To maximize your profits and to minimize risks you would need to better understand the big picture. That is, understanding the historical relationships between asset classes, investment styles, and S&P 500 sectors during bull, bear, and trading range market environments helps with investment decisions. This becomes increasingly important during periods of market turmoil and high volatility. In a bull market investment mistakes are masked by strong market returns. However, in a bear market mistakes are not easily recouped and can be compounded.

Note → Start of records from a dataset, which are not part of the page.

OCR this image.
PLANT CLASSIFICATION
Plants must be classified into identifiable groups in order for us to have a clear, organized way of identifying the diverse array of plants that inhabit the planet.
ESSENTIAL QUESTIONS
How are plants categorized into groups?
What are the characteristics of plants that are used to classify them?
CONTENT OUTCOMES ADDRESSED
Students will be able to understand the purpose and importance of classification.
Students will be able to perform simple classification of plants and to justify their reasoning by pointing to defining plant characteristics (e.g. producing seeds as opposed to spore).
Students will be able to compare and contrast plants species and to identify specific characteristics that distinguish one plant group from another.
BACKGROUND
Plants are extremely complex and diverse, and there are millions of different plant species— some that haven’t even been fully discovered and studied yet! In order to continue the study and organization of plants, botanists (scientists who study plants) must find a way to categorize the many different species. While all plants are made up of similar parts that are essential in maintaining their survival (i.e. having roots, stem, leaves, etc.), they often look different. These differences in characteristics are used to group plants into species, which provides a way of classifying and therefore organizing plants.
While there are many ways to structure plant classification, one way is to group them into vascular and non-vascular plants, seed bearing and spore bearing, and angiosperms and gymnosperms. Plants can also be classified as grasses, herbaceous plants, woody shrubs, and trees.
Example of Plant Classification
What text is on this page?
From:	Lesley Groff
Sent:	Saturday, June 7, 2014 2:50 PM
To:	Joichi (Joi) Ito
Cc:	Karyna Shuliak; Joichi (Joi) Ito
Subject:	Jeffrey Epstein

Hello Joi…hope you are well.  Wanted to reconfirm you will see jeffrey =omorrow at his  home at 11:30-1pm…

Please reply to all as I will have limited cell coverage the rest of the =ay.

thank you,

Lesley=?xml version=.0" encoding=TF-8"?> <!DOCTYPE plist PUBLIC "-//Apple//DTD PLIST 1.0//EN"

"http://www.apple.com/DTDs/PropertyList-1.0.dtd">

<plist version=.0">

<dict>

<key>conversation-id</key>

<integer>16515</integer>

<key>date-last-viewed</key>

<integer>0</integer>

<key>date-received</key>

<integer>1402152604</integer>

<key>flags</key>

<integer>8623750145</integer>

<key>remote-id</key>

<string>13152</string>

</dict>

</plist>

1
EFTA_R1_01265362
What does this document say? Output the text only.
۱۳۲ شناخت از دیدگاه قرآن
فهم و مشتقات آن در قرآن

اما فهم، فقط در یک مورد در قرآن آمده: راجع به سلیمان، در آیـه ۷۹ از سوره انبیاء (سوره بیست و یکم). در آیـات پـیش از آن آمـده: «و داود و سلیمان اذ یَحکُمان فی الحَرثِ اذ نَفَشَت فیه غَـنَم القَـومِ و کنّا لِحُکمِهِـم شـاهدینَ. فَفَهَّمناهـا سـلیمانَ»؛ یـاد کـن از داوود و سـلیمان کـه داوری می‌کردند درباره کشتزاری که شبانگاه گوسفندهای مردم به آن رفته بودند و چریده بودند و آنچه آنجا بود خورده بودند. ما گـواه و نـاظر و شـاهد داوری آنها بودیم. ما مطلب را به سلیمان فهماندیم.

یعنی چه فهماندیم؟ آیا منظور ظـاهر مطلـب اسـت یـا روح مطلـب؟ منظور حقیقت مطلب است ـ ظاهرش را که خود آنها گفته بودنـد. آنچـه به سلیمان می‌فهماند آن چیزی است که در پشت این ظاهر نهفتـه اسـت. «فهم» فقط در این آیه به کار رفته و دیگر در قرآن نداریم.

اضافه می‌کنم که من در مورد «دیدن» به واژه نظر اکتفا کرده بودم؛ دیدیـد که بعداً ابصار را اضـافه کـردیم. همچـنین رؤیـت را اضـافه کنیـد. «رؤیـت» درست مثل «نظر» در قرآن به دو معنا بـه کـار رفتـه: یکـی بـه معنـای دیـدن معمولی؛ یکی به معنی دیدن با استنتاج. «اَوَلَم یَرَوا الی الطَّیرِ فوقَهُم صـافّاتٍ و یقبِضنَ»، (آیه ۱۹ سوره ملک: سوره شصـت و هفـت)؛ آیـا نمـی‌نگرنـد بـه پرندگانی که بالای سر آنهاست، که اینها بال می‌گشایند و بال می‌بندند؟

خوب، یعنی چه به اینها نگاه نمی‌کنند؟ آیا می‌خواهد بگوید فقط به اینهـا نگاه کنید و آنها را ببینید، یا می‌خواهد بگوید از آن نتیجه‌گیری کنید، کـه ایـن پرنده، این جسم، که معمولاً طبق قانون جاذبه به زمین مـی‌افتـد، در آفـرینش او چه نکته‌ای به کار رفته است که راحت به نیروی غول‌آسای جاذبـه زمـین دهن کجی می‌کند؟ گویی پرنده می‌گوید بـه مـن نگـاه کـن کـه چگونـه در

The discrepancies between asset classes, investment styles, and S&P 500 sectors often warn of structural shifts or unsustainable trends. These divergences can signal the need for investors to rebalance of positions within asset classes, investment styles and S&P 500 sectors. It also suggests the need to implement disciplined risk management strategies. Enclosed below are the year-to-date performances of key asset classes, investment styles and S&P 500 sectors. There are visible divergences developing in major markets. The question then becomes are these discrepancies sustainable and if not, what does this mean for investors and traders alike?
Defensive assets such as Bonds, Gold and US Dollar have outperformed the higher beta assets (SPX and Crude Oil) this year due to the market turmoil during Feb-Mar 2020 timeframe. Nonetheless, it is unusual for Bonds (TLT +22.64% YTD) to outperform Stocks (SPY - 13.06% YTD) by such a wide margin. The extreme discrepancies between Bonds and Stocks has narrowed over the past two weeks as SPY has rallied sharply from its 3/23/20 low. So, the question then becomes will this trend continue this year? On the commodities front, two key commodities have also diverged sharply from one another. There have been times when Gold (GLD +11.05% YTD) and Crude Oil (USO - 61.12% YTD) have traded in opposite direction. However, it is rare to witness such a wide discrepancy. The US Dollar (UUP) is often a major factor in commodities as the two assets are typically inversely correlated. The strength in UUP has adversely impacted USO but had a minimal impact on GLD. This would imply a structural shift may be developing within the commodities market. A structural bear in Crude Oil may lead to commodity traders/investors favoring Gold and other commodities.
S&P 500 Growth (SPYG) consistently outperformed the market last year and this outperformance trend carried over into earlier this year as markets recorded all-time time highs (2/19/20). However, as equities entered a bear decline from 2/19/20 to 3/23/20 SPYG continued with its outperformance cycle against many of its peers including S&P 500 Index (SPY), S&P 500 Value (SPYV) and S&P 500 High Dividend (SPYD). It is reasonable to expect defensive sectors such as S&P 500 High Dividend (SPYD) to outperform its higher beta counterparts during market uncertainties. This was not the case. Why? We suspect the wide dislocations in credits and interest rates resulted in investors favoring liquid and secular growth stocks such as large-cap growth names within the Technology and Biotechnology arena led to SPYG outperforming peers. Does this then imply SPYG will continue with its outperformance trend during the 3/23/20-present recovery?
S&P 500 Sectors
S&P 500 Index (SPY) is down -13.06% since the beginning of the year. However, half of the major S&P 500 sectors have outperformed the benchmark large-cap market (SPY). As can be expected the S&P 500 sector outperformers were concentrated within the traditional defensive minded sectors such as Utilities (XLU), Healthcare (XLV), Consumer Staples (XLV), Real Estate (XLRE), and Communication Services (XLC). It is also interesting that an economically sensitive and secular growth sector, Technology (XLK), showed up as the second-best S&P performer on a year to date basis. The recent Feb-Mar 2020 bear decline would have been much worse with the relative outperformance from XLK. Can XLK continue to lead the SPY back up as it has successfully done from the 3/23/20 low?
Five major S&P 500 sectors have also underperformed the benchmark large-cap market (SPY -13.06% YTD). S&P 500 sector underperformers have come from many of the commodity sensitive sectors (Energy-XLE and Materials-XLB) and the economically sensitive sectors (Consumer Discretionary-XLY and Industrials-XLI). Like the other S&P 500 performance chart there is an outlier namely an interest rate sensitive sector (Financials-XLF). Since XLF is an important S&P 500 sector from the perspective of its large market capitalization and as a conduit to credit and lending in the economy it is important this sector must improve to sustain a longer-term SPX recovery.